Rezerwiści będą też mogli otrzymać powołanie do okresowej służby wojskowej. Ma ona charakter ochotniczy i może trwać maksymalnie cztery lata. Pełni się ją w kraju lub za granicą, m.in. w sytuacjach zwalczania klęsk żywiołowych i likwidacji ich skutków. MON planuje, że w przyszłym roku do tego rodzaju służby wojskowej może zostać powołanych 200 żołnierzy rezerwy.
Służba przygotowawcza i NSR
Projektowane przepisy dotyczą również osób, które nigdy nie były w wojsku, a chciałyby odbyć jedną z form służby czynnej. Chodzi tu np. o ochotników służby przygotowawczej. Według planów MON w ciągu całego roku będzie ją mogło odbyć 12 tysięcy osób. Ci, którzy pozytywnie ukończą szkolenie, będą mogli ubiegać się o powołanie do zawodowej służby wojskowej, służby terytorialnej lub zostać żołnierzem Narodowych Sił Rezerwowych. Te bowiem wbrew wcześniejszym zapowiedziom, nie zostaną zlikwidowane.
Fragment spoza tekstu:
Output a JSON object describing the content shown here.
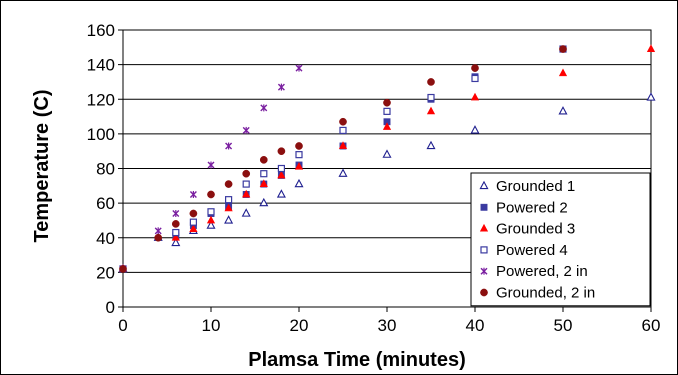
{
  "chart_data": {
    "type": "scatter",
    "xlabel": "Plamsa Time (minutes)",
    "ylabel": "Temperature (C)",
    "xlim": [
      0,
      60
    ],
    "ylim": [
      0,
      160
    ],
    "x_ticks": [
      0,
      10,
      20,
      30,
      40,
      50,
      60
    ],
    "y_ticks": [
      0,
      20,
      40,
      60,
      80,
      100,
      120,
      140,
      160
    ],
    "grid": "horizontal",
    "legend_position": "bottom-right",
    "series": [
      {
        "name": "Grounded 1",
        "marker": "open-triangle",
        "color": "#1f1f8f",
        "points": [
          [
            0,
            22
          ],
          [
            4,
            40
          ],
          [
            6,
            37
          ],
          [
            8,
            44
          ],
          [
            10,
            47
          ],
          [
            12,
            50
          ],
          [
            14,
            54
          ],
          [
            16,
            60
          ],
          [
            18,
            65
          ],
          [
            20,
            71
          ],
          [
            25,
            77
          ],
          [
            30,
            88
          ],
          [
            35,
            93
          ],
          [
            40,
            102
          ],
          [
            50,
            113
          ],
          [
            60,
            121
          ]
        ]
      },
      {
        "name": "Powered 2",
        "marker": "filled-square",
        "color": "#3a3aa0",
        "points": [
          [
            0,
            22
          ],
          [
            6,
            41
          ],
          [
            8,
            47
          ],
          [
            10,
            54
          ],
          [
            12,
            58
          ],
          [
            14,
            65
          ],
          [
            16,
            71
          ],
          [
            18,
            76
          ],
          [
            20,
            82
          ],
          [
            25,
            93
          ],
          [
            30,
            107
          ],
          [
            35,
            120
          ],
          [
            40,
            133
          ],
          [
            50,
            149
          ]
        ]
      },
      {
        "name": "Grounded 3",
        "marker": "filled-triangle",
        "color": "#ff0000",
        "points": [
          [
            0,
            22
          ],
          [
            6,
            40
          ],
          [
            8,
            45
          ],
          [
            10,
            50
          ],
          [
            12,
            57
          ],
          [
            14,
            65
          ],
          [
            16,
            71
          ],
          [
            18,
            76
          ],
          [
            20,
            81
          ],
          [
            25,
            93
          ],
          [
            30,
            104
          ],
          [
            35,
            113
          ],
          [
            40,
            121
          ],
          [
            50,
            135
          ],
          [
            60,
            149
          ]
        ]
      },
      {
        "name": "Powered 4",
        "marker": "open-square",
        "color": "#3a3aa0",
        "points": [
          [
            0,
            22
          ],
          [
            6,
            43
          ],
          [
            8,
            49
          ],
          [
            10,
            55
          ],
          [
            12,
            62
          ],
          [
            14,
            71
          ],
          [
            16,
            77
          ],
          [
            18,
            80
          ],
          [
            20,
            88
          ],
          [
            25,
            102
          ],
          [
            30,
            113
          ],
          [
            35,
            121
          ],
          [
            40,
            132
          ],
          [
            50,
            149
          ]
        ]
      },
      {
        "name": "Powered, 2 in",
        "marker": "star",
        "color": "#7a1fa0",
        "points": [
          [
            0,
            22
          ],
          [
            4,
            44
          ],
          [
            6,
            54
          ],
          [
            8,
            65
          ],
          [
            10,
            82
          ],
          [
            12,
            93
          ],
          [
            14,
            102
          ],
          [
            16,
            115
          ],
          [
            18,
            127
          ],
          [
            20,
            138
          ]
        ]
      },
      {
        "name": "Grounded, 2 in",
        "marker": "filled-circle",
        "color": "#8b0f0f",
        "points": [
          [
            0,
            22
          ],
          [
            4,
            40
          ],
          [
            6,
            48
          ],
          [
            8,
            54
          ],
          [
            10,
            65
          ],
          [
            12,
            71
          ],
          [
            14,
            77
          ],
          [
            16,
            85
          ],
          [
            18,
            90
          ],
          [
            20,
            93
          ],
          [
            25,
            107
          ],
          [
            30,
            118
          ],
          [
            35,
            130
          ],
          [
            40,
            138
          ],
          [
            50,
            149
          ]
        ]
      }
    ]
  }
}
W 2020 roku – jak proponuje MON – zostanie przygotowanych ponad 5 tys. miejsc dla studentów, którzy chcą wziąć udział w programie „Legii Akademickiej”.
Projektowane przepisy dotyczą też powołań kandydatów do służby w Wojskach Obrony Terytorialnej. W przyszłym roku w szeregi formacji będzie mogło wstąpić maksymalnie 29 tys. ochotników.
Liczba szkolonych rezerwistów systematycznie wzrasta. O ile w 2015 roku przeszkolono ok. 13 tys. osób, rok później 15 tys., w 2017 – ok. 25 tys., w 2018 roku było już ich ok. 30 tys. W 2019 roku wezwania do jednostek dostało w sumie 38 tys. rezerwistów.